Harry Warbeck glanced over from where he was sitting next to Marlene Mckinnon and raised his eyebrow, then turned back to Marlene and whispered, “Maybe next class we move to a different table further from them, ‘ey?”

Marlene’s lips twitched.

Once James got his bloody sleeves rolled up, Lily had hoped his annoyingness would be over, but instead it only got worse because he was cutting up his figs and leaning over the table and Lily tried not to watch the way his hair would slid over his forehead and in a clump, eventually annoy him hanging there, and he’d toss his neck so the fair would flip back off his forehead. He’d do it repeatedly if he had to, because apparently pushing it up with his hand was just too much work or something.

She didn’t know why this annoyed her, either.

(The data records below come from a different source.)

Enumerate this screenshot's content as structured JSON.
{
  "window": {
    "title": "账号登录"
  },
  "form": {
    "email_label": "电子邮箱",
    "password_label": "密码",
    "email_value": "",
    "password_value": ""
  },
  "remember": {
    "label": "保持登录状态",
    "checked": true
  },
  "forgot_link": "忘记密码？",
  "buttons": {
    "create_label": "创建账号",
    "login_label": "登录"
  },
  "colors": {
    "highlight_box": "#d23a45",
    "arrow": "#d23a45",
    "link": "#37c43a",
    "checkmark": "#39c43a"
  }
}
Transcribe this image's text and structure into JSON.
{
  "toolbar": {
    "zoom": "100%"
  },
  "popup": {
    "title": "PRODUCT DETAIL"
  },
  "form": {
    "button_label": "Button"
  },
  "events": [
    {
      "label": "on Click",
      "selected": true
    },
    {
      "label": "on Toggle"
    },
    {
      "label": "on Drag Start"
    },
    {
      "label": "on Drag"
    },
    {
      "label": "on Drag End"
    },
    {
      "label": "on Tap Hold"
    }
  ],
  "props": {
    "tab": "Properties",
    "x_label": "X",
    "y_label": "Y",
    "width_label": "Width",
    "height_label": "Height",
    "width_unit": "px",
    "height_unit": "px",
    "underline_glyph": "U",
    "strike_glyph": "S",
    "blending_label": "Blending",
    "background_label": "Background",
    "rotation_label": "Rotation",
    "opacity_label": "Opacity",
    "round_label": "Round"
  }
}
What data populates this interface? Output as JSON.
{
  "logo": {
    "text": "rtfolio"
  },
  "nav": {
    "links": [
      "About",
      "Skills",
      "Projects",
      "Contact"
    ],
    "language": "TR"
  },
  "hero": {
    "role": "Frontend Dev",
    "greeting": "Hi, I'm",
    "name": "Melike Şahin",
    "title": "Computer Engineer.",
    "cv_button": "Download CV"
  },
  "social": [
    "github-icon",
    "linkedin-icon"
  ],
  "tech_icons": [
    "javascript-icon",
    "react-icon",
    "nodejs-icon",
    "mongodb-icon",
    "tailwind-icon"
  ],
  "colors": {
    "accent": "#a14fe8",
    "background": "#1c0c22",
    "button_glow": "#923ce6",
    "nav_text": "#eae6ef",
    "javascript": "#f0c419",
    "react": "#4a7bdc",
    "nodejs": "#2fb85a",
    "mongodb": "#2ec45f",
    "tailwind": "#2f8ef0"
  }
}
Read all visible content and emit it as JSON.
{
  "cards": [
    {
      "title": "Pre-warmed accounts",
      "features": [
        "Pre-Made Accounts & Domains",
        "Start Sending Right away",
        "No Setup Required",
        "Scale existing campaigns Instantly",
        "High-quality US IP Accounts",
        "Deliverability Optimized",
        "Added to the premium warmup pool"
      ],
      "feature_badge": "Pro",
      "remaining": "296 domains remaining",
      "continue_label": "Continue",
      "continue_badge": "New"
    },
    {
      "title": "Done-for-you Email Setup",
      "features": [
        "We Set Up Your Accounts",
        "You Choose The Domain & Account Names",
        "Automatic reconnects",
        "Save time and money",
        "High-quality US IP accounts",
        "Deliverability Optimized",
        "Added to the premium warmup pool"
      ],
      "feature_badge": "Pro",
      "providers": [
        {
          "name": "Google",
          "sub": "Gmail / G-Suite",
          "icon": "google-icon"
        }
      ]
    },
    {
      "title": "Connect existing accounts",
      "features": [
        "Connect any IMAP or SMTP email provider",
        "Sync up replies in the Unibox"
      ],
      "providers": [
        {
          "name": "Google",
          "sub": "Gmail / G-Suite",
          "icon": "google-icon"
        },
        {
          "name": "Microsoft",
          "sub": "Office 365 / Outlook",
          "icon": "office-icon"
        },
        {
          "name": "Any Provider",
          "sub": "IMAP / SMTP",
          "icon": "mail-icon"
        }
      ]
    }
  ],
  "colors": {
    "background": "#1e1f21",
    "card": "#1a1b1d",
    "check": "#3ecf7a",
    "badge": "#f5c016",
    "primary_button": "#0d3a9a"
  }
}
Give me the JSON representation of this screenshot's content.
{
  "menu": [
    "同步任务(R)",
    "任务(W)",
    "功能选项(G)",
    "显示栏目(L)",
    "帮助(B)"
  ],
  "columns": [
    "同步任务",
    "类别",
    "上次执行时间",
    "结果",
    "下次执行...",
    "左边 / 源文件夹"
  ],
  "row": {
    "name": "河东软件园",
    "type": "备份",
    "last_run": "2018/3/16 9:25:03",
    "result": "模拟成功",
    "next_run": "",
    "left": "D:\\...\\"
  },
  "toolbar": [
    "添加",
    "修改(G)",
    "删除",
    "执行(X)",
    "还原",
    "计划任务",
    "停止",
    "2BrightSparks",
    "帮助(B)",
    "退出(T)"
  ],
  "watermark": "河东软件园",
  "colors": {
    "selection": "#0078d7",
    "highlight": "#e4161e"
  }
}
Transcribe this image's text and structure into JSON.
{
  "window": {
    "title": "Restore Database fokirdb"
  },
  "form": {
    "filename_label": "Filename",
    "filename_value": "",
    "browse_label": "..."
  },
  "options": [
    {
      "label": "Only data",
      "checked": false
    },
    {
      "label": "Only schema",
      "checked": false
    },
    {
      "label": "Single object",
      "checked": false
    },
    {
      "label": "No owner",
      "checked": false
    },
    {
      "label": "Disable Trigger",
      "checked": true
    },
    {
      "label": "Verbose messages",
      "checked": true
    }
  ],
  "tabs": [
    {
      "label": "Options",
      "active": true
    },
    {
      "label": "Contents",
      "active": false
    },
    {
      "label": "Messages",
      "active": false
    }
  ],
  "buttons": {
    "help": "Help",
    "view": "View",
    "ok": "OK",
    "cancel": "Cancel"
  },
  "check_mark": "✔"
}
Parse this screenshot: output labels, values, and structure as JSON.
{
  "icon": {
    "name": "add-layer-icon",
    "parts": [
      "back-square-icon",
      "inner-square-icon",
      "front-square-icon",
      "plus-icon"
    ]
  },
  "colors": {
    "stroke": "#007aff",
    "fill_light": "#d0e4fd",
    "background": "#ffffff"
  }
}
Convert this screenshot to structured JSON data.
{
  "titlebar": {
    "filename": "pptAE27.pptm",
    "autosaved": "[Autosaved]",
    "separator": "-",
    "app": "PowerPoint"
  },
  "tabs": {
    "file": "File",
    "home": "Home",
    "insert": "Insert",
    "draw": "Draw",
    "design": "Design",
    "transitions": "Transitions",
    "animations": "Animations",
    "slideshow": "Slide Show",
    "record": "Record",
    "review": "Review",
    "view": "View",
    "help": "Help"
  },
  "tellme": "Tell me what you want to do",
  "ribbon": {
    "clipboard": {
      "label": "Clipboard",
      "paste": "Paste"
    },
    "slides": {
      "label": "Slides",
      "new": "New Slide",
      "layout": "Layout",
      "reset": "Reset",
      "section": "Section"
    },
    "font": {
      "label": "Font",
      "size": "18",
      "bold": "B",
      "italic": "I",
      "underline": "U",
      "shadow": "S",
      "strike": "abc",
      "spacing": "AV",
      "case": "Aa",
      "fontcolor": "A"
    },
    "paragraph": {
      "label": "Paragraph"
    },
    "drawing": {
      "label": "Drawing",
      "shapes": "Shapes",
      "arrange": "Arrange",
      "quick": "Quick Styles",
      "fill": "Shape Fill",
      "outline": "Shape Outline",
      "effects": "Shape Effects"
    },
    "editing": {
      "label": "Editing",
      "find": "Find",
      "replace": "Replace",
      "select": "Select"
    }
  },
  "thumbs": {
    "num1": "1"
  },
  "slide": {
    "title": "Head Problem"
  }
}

“Seriously. Must you?” she repeated.

“Must I what?” he asked, completely oblivious to what he was doing to drive her crazy. He looked over at her, his glasses slipping over his nose. He used his wrist bone to push them back up, his fingers covered with fig juice.

She sighed. “Forget it.”

James stared at her for a few moments as she continued on with her work. He rolled his eyes, “Bloody hell, it’s a good thing we’re brewing euphoria,” he muttered, “You could use it.”

“Excuse me?” she looked over at him.

“I said you could use to be a bit happier.”

She stared at him.

He turned away, muttering something under his breath.

“What?” she demanded.

James looked back at her. “I said you’d think you were a werewolf because you seem to be having a time of the month,” he repeated louder. She stared at him. “Sorry,” he muttered, and he turned away again.

“If you ask me, you could use some of this elixir yourself,” Lily snapped.

They continued on bickering as they worked and at the end of the class, everyone dispersed quickly. James overheard a Ravenclaw girl whispering to a Hufflepuff boy, “I can’t believe we have to listen to those two all term!”

Lily went up the stairs ahead of him, her face red.

James walked sullenly behind her.

Halfway up, she stopped and turned around, waiting for him to catch up. He stopped two steps below her, staring up at her.

“What is wrong with you?” she demanded, “Why were you being like that?”

“Why was I being like that?” James asked, “Everything I did you made a big show of saying how annoying I was for it.”

“You were trying to annoy me.”

“By rolling up my sleeves?”

“Almost hitting me in the face.”

“I didn’t mean to do that.”

“Right.”

“Well if it bothered you then maybe you shouldn’t have had your face so bloody close to my arm,” he said.

Lily said, “Sorry. Next time, I’ll make sure there’s, like, five meters between us!”

James stepped around her and started up the steps again. “Probably best - maybe you won’t be able to be annoyed by me when I’m five meters away.” His voice shook slightly, and he hurried to pass her.

“Potter,” she said and she went after him. “Is this about Saturday?”

“No,” he said, voice sharp.

But whatever he said, he had a feeling that it really was.